Sure, you don’t want a 16-year-old to be the executor or a trustee, but maybe a 26-year-old would be a good choice for your family. Revisit those estate planning documents in terms of the roles that are required, and also what’s happening in their lives. Do you want them to get their inheritance upfront and all at once? Do you want them to get it over time? Those are the conversations that we have on an ongoing basis with our clients. It doesn’t mean that anything gets changed. It’s that we’ve had the conversation. Last but not least, are those 529 plans. A lot of times, we’re using the last dollar in that last semester. Sometimes there’s money left over. What are you going to do with that? As you hopefully know, if you have a 529 plan, that can be transferred to a sibling or a cousin completely tax free. Up to $35,000 can be transferred into a Roth IRA for that child. That’s pretty sweet. The caveat to that is the 529 plan had to be in existence for 10 years or longer. For those of you who might have young children, set up a 529 plan, put 100 bucks in it, start that clock, because that can really pay off over time. Those are a couple of the issues that we think about. There’s so many more as our children are growing and getting launched. If you have any questions on this or any other subject, go to our website at keyfinancialinc.com. There’s a lot of podcasts on these different topics. If you have a question that isn’t being answered on the website, write in a question. That’s what we’re here for.
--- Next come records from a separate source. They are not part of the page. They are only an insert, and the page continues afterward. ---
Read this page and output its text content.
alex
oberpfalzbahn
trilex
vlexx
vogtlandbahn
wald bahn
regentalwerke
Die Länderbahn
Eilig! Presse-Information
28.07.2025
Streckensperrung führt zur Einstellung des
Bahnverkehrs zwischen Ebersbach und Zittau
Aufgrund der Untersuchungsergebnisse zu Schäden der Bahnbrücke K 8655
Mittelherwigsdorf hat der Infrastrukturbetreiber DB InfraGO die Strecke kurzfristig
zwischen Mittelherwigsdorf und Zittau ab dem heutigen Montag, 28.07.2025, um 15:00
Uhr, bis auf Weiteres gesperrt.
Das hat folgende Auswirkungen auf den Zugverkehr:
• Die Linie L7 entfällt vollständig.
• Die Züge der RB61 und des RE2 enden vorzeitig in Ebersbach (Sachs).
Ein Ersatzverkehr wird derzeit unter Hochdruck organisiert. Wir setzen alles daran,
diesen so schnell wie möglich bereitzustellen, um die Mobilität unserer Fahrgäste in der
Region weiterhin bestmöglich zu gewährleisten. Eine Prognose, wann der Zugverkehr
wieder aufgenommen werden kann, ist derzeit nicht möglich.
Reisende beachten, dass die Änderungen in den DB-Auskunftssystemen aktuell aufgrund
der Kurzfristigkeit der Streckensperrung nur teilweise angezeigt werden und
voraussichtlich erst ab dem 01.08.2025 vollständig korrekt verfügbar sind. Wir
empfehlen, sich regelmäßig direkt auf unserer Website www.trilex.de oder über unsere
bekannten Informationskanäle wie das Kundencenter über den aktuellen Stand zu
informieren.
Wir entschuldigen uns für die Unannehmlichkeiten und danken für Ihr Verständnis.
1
We’re here to help you and everyone in our community. We appreciate you more than you’re ever going to know. These podcasts are thanks to the feedback that we’ve gotten over the years, so thank you for sharing them as much as you do. It’s amazing the number of people come up to me and say, “Oh, I saw that podcast on long-term care. That really came in handy. I appreciate knowing you guys have a resource center.” That’s really cool. If you hadn’t shared it, that person wouldn’t have known about it!
Thank you for your time. Thank you for listening to me. I’m Patti Brennan, I hope you have a fantastic day.